Господи, подумал Джек, не мудрено, что в школе его задирают.

– Мне кажется, Радж, у нас все куда сложнее, – сказал Джек. – Больше похоже на пучок спутанных проволочек, чем на рыбью чешую.

– Надеюсь, что не на голую проволоку, подсоединенную к мощному генератору, – вставил Радж, выразительно корчась на табурете.

– Нет. Но если ты влезешь в мою шкуру, то – да.

Радж закатился смехом и чуть не свалился на пол.

Тут опять зазвонил телефон; в трубке послышался голос Кайи.

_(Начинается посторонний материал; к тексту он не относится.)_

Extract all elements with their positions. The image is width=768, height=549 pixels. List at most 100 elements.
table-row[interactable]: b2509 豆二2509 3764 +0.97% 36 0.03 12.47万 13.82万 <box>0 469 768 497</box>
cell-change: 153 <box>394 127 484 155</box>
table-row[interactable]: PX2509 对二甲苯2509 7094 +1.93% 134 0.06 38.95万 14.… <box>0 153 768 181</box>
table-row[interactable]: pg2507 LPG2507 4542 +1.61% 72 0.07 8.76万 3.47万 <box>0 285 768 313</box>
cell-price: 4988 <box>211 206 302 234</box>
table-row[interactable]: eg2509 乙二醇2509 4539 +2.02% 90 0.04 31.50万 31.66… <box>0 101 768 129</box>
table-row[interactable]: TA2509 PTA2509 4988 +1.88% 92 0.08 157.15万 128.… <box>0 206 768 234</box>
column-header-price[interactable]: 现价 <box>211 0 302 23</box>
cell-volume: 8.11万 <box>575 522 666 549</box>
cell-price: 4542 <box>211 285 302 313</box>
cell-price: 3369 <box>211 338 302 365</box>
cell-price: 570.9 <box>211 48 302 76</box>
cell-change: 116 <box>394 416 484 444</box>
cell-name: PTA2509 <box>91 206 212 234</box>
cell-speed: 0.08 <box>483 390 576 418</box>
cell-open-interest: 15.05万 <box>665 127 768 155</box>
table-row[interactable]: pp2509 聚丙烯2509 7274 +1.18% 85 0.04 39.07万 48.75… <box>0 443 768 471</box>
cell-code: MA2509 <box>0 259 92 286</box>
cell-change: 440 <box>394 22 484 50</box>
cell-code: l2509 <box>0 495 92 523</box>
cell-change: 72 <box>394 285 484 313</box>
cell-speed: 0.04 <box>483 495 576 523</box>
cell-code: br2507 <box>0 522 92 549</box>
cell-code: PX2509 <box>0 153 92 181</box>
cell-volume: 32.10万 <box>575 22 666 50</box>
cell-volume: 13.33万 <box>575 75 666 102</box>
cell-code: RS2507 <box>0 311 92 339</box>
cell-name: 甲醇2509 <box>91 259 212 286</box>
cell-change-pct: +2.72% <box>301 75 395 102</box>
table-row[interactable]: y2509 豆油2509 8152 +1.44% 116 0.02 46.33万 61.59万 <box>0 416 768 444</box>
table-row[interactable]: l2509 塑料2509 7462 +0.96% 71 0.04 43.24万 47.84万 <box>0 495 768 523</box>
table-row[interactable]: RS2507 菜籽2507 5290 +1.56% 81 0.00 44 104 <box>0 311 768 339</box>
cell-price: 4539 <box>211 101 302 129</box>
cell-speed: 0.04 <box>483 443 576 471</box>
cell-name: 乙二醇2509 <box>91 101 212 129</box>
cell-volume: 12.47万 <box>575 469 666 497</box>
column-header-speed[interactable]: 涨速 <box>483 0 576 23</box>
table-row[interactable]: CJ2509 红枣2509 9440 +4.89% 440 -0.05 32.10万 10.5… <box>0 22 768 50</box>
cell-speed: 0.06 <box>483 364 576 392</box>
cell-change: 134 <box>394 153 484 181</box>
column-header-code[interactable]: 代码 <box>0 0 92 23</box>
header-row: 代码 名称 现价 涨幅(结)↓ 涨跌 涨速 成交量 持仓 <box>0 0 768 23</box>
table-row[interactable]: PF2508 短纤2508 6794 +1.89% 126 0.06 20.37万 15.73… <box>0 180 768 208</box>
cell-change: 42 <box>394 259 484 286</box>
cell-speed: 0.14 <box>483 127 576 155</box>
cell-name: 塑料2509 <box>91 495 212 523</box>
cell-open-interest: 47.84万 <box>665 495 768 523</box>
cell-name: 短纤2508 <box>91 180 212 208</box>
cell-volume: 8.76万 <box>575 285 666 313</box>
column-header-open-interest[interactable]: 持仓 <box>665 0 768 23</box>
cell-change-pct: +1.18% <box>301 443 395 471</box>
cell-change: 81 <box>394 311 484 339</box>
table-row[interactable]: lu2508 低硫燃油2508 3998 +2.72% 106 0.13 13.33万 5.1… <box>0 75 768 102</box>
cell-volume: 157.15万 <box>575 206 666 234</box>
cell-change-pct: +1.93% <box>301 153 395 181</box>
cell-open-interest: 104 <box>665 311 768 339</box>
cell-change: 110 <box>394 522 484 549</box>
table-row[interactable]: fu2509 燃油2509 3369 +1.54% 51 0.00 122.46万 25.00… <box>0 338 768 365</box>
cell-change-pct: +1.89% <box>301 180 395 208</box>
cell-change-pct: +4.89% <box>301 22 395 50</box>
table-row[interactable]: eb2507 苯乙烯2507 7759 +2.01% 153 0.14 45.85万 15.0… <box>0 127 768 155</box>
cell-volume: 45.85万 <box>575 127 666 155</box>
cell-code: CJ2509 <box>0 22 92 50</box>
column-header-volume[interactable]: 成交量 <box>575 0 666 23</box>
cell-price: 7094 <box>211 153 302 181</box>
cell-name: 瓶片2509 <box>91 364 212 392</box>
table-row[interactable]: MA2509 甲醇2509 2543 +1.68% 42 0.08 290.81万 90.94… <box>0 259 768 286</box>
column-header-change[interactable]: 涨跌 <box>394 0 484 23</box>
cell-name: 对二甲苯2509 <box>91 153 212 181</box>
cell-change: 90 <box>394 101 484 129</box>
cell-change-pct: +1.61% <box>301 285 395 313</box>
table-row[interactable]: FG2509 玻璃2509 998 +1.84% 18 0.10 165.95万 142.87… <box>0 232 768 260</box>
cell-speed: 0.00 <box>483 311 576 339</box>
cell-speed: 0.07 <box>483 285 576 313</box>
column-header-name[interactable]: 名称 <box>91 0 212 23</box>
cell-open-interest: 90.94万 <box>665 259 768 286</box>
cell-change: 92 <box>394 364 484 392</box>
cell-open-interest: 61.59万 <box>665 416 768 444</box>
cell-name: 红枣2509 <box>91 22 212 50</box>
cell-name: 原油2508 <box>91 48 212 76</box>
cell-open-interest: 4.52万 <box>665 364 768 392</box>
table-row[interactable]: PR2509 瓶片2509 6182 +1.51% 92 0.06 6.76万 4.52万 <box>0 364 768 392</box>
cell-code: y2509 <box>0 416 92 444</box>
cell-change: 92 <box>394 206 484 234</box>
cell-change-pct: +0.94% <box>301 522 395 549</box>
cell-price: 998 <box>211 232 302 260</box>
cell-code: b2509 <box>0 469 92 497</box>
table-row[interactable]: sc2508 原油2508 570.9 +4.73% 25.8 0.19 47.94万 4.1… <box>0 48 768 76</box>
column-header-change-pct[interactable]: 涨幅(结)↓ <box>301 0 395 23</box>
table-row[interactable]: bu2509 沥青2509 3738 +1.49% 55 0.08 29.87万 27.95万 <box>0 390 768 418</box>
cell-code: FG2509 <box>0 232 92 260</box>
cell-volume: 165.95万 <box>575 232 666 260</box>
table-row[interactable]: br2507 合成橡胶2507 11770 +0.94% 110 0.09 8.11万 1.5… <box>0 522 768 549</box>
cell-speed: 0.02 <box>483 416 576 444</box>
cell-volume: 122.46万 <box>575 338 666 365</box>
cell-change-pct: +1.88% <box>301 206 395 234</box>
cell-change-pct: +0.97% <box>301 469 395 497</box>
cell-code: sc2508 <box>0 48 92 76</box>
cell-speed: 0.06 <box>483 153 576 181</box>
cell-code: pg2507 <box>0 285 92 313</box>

Ему совсем не хочется умереть на электрическом стуле. А что еще важнее, он никому не желает такой смерти. Завтра в одиннадцать утра он встречается с Кайей в Ридженс-парке. В среду, по ее словам, у нее в гостинице выходной. Он не стал спрашивать, чем она там занимается: момент неподходящий, есть опасность поставить ее в неловкое положение. Скорее всего, работает горничной: меняет грязные простыни, вытирает пятна от напитков на прикроватных столиках, вытаскивает из-под матрацев заскорузлые комья бумажных салфеток и носовых платков, у двери номера сваливает в кучу влажные махровые полотенца, которые в прачечной потом стирают и отбеливают, в ущерб мировой экологии. Как-то, приехав в Мадрид, Джек остановился в четырехзвездочном отеле и застукал уборщицу на месте преступления: она обшаривала его чемодан. Какой только плесени не водится в больших отелях! А какими желаниями одержим персонал! Постояльцам лучше в углы да под ковры не заглядывать – себе дороже. То же самое можно сказать и про мир музыки, подумал Джек и усмехнулся. Он возился на кухне: Милли скоро должна вернуться из Оксфорда. Теперь его главная задача – спланировать свои действия так, чтобы никому не причинить боли, чтоб обойтись без жалоб и доносов. Кайя должна понять, что между ними все кончено. Он извинится за то, что ей привирал, и на этом точка. Отлично. А в качестве возмещения он будет бесплатно давать Яану уроки. И деньгами поможет. Внесет свою лепту в строительство новой Европы.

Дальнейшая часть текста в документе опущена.